Get the #x#s on one side and #y#s on the other, integrate, and simplify to get #y=sqrt(5/2(sqrt(x^2+1))-3/2)#.

Explanation:

We will begin to solve this first-order separable differential equation by separating it (no surprise there).

If we add #8ysqrt(x^2+1)dy/dx# to both sides we get:
#10x=8ysqrt(x^2+1)dy/dx#

Now divide by #8sqrt(x^2+1)# to get:
#(10x)/(8sqrt(x^2+1))=ydy/dx#

Multiply by #dx# to finally end up with:
#(10x)/(8sqrt(x^2+1))dx=ydy#

Yay! We've separated the equation: we have #x# on one side and #y# on the other. The only thing that's left is to integrate both sides:
#int(10x)/(8sqrt(x^2+1))dx=intydy#

Let's start with the more complicated one of these:
#int(10x)/(8sqrt(x^2+1))dx#

First, take out a #10/8# and simplify:
#5/4intx/(sqrt(x^2+1))dx#

Now we can apply the substitution #u=x^2+1->(du)/dx=2x->du=2xdx#

In order to apply the substitution, we need to multiply the inside of the integral by #2#, so we end up with #2x#. If we do that, we need to multiply the outside of the integral by #1/2#:
#5/8int(2x)/(sqrt(x^2+1))dx#

We can go ahead and substitute now:
#5/8int(du)/sqrt(u)#

Noticing that this is equivalent to #5/8intu^(-1/2)du# and using the reverse power rule, we end up with a solution of:
#2*5/8(u^(1/2))+C=5/4sqrt(u)+C#

Since #u=x^2+1#, we back-substitute to get our final answer:
#5/4sqrt(x^2+1)+C#

As for the other integral, #intydy#, well, that's just #y^2/2+C#.

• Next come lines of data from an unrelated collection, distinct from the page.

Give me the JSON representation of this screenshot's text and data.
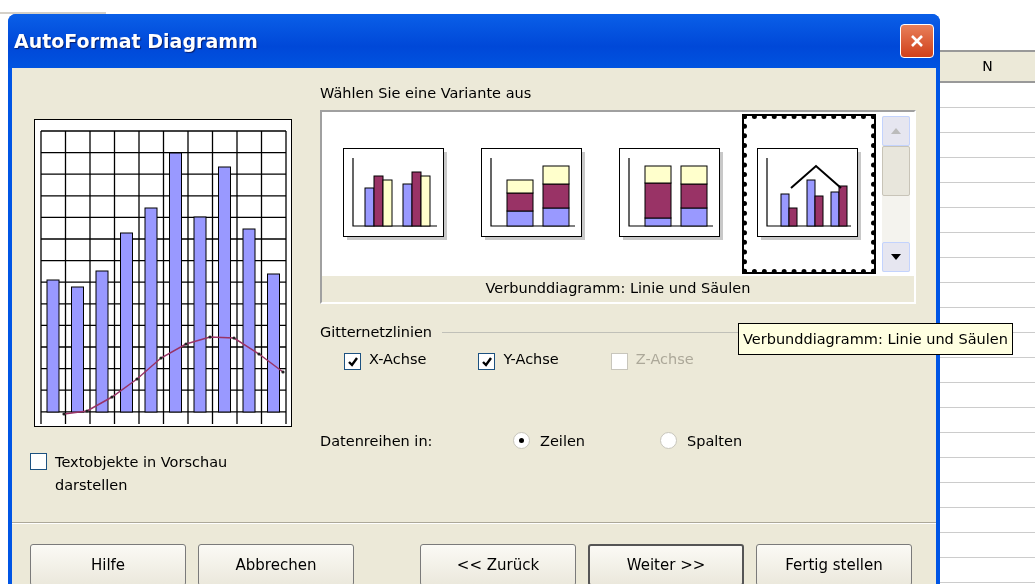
{
  "window": {
    "title": "AutoFormat Diagramm"
  },
  "spreadsheet": {
    "column_header": "N"
  },
  "variant_prompt": "Wählen Sie eine Variante aus",
  "variants": [
    {
      "kind": "clustered",
      "selected": false
    },
    {
      "kind": "stacked",
      "selected": false
    },
    {
      "kind": "percent",
      "selected": false
    },
    {
      "kind": "combo",
      "selected": true
    }
  ],
  "variant_caption": "Verbunddiagramm: Linie und Säulen",
  "tooltip": "Verbunddiagramm: Linie und Säulen",
  "gridlines": {
    "title": "Gitternetzlinien",
    "axes": [
      {
        "label": "X-Achse",
        "checked": true,
        "disabled": false
      },
      {
        "label": "Y-Achse",
        "checked": true,
        "disabled": false
      },
      {
        "label": "Z-Achse",
        "checked": false,
        "disabled": true
      }
    ]
  },
  "show_text_in_preview": {
    "label": "Textobjekte in Vorschau darstellen",
    "checked": false
  },
  "series_in": {
    "label": "Datenreihen in:",
    "options": [
      {
        "label": "Zeilen",
        "selected": true
      },
      {
        "label": "Spalten",
        "selected": false
      }
    ]
  },
  "buttons": [
    {
      "label": "Hilfe",
      "default": false
    },
    {
      "label": "Abbrechen",
      "default": false
    },
    {
      "label": "<< Zurück",
      "default": false
    },
    {
      "label": "Weiter >>",
      "default": true
    },
    {
      "label": "Fertig stellen",
      "default": false
    }
  ]
}
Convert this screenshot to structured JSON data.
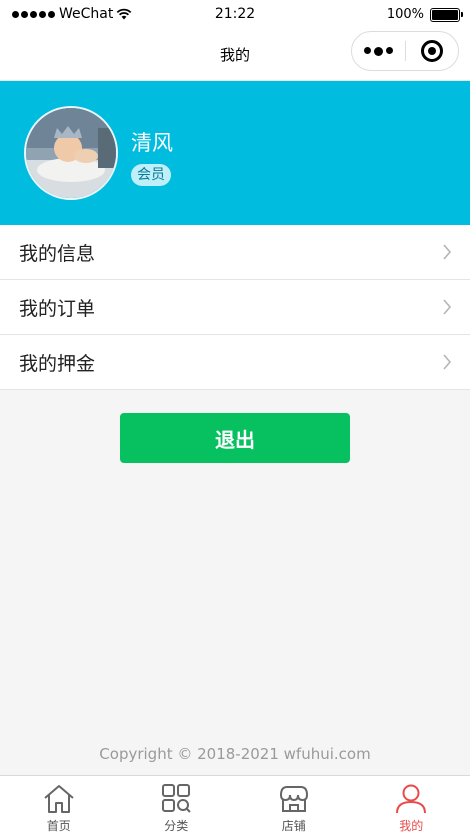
{
  "status_bar": {
    "carrier": "WeChat",
    "time": "21:22",
    "battery": "100%",
    "battery_level": 1.0
  },
  "nav": {
    "title": "我的"
  },
  "profile": {
    "username": "清风",
    "badge": "会员"
  },
  "menu": {
    "items": [
      {
        "label": "我的信息"
      },
      {
        "label": "我的订单"
      },
      {
        "label": "我的押金"
      }
    ]
  },
  "logout_label": "退出",
  "footer": {
    "copyright": "Copyright © 2018-2021 wfuhui.com"
  },
  "tabbar": {
    "items": [
      {
        "label": "首页",
        "icon": "home-icon"
      },
      {
        "label": "分类",
        "icon": "category-icon"
      },
      {
        "label": "店铺",
        "icon": "store-icon"
      },
      {
        "label": "我的",
        "icon": "user-icon",
        "active": true
      }
    ]
  },
  "colors": {
    "header_bg": "#00bde0",
    "logout_bg": "#07c160",
    "active_tab": "#e94b4b"
  }
}
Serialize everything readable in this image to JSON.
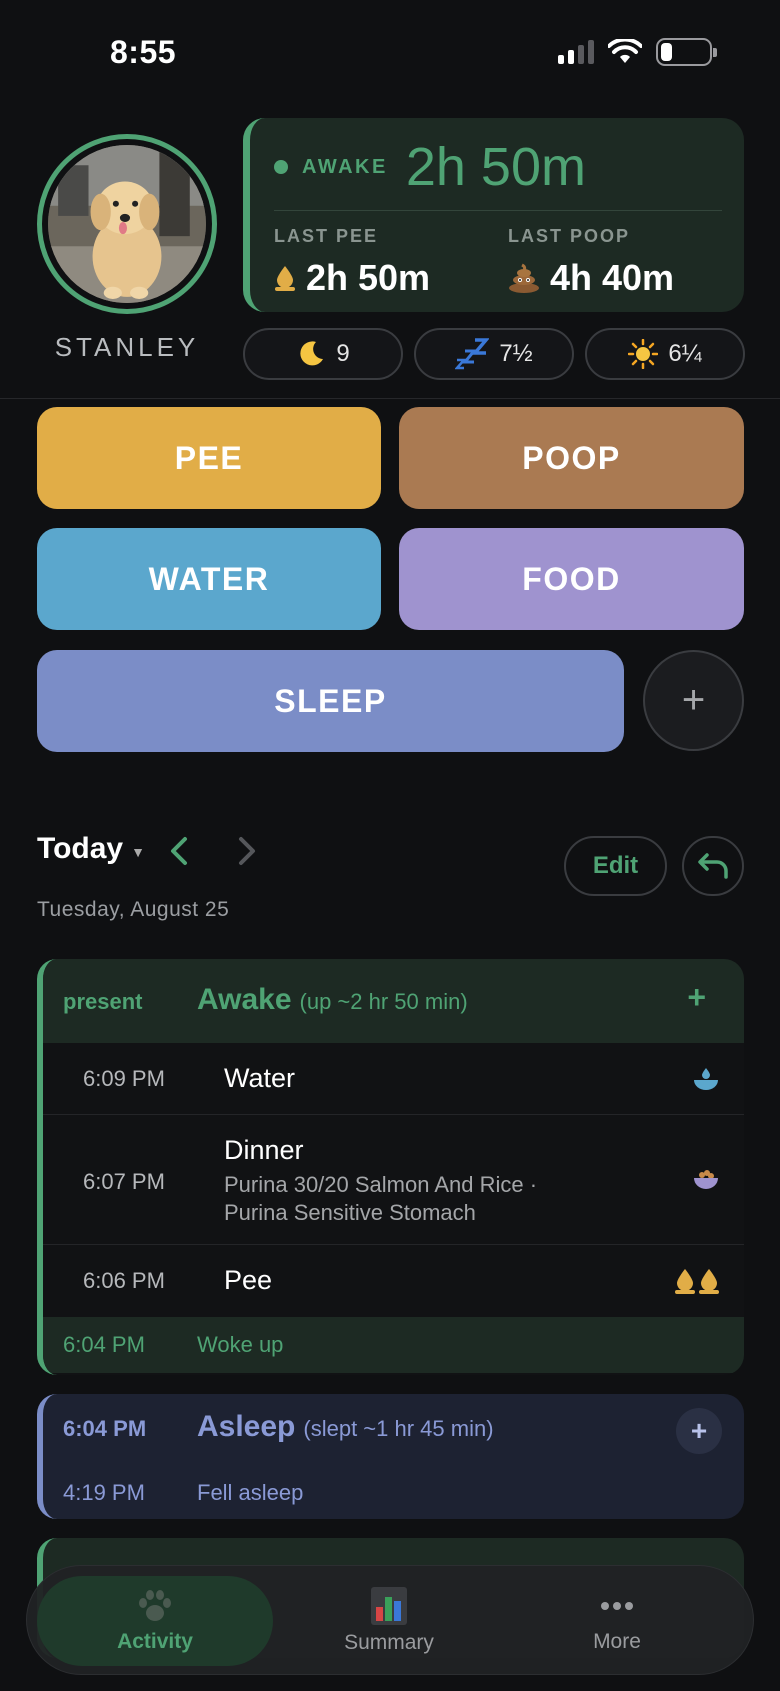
{
  "status_bar": {
    "time": "8:55"
  },
  "profile": {
    "name": "STANLEY"
  },
  "awake_card": {
    "state_label": "AWAKE",
    "duration": "2h 50m",
    "last_pee_label": "LAST PEE",
    "last_pee_value": "2h 50m",
    "last_poop_label": "LAST POOP",
    "last_poop_value": "4h 40m"
  },
  "pills": [
    {
      "icon": "moon-icon",
      "value": "9"
    },
    {
      "icon": "zzz-icon",
      "value": "7½"
    },
    {
      "icon": "sun-icon",
      "value": "6¼"
    }
  ],
  "actions": {
    "pee": "PEE",
    "poop": "POOP",
    "water": "WATER",
    "food": "FOOD",
    "sleep": "SLEEP",
    "add": "+"
  },
  "day_nav": {
    "today": "Today",
    "date": "Tuesday, August 25",
    "edit": "Edit"
  },
  "awake_block": {
    "present": "present",
    "title": "Awake",
    "subtitle": "(up ~2 hr 50 min)",
    "plus": "+",
    "events": [
      {
        "time": "6:09 PM",
        "title": "Water",
        "subtitle": "",
        "icon": "water-bowl-icon"
      },
      {
        "time": "6:07 PM",
        "title": "Dinner",
        "subtitle_line1": "Purina 30/20 Salmon And Rice ·",
        "subtitle_line2": "Purina Sensitive Stomach",
        "icon": "food-bowl-icon"
      },
      {
        "time": "6:06 PM",
        "title": "Pee",
        "subtitle": "",
        "icon": "double-drop-icon"
      }
    ],
    "woke_time": "6:04 PM",
    "woke_label": "Woke up"
  },
  "asleep_block": {
    "time_end": "6:04 PM",
    "title": "Asleep",
    "subtitle": "(slept ~1 hr 45 min)",
    "plus": "+",
    "time_start": "4:19 PM",
    "start_label": "Fell asleep"
  },
  "tabs": [
    {
      "label": "Activity",
      "icon": "paw-icon",
      "active": true
    },
    {
      "label": "Summary",
      "icon": "bar-chart-icon",
      "active": false
    },
    {
      "label": "More",
      "icon": "ellipsis-icon",
      "active": false
    }
  ],
  "colors": {
    "accent_green": "#4fa374",
    "pee": "#e1ad47",
    "poop": "#aa7a52",
    "water": "#5ba7cd",
    "food": "#9f93cf",
    "sleep": "#7b8dc7"
  }
}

Alright, we've solved our integrals so we now have:
#5/4sqrt(x^2+1)+C=y^2/2+C#

Doing a little algebra to solve for #y# yields:
#y=sqrt(5/2(sqrt(x^2+1))+C)#

Note: Remember that manipulating the integration constant #C# makes no difference. Whatever we do to it, it's still a constant.

Now we apply the initial condition #y(0)=1# to solve for #C#:
#y=sqrt(5/2(sqrt(x^2+1))+C)#
#1=sqrt(5/2(sqrt((0)^2+1))+C)#
#1=5/2+C#
#C=-3/2#

Therefore our solution is #y=sqrt(5/2(sqrt(x^2+1))-3/2)#.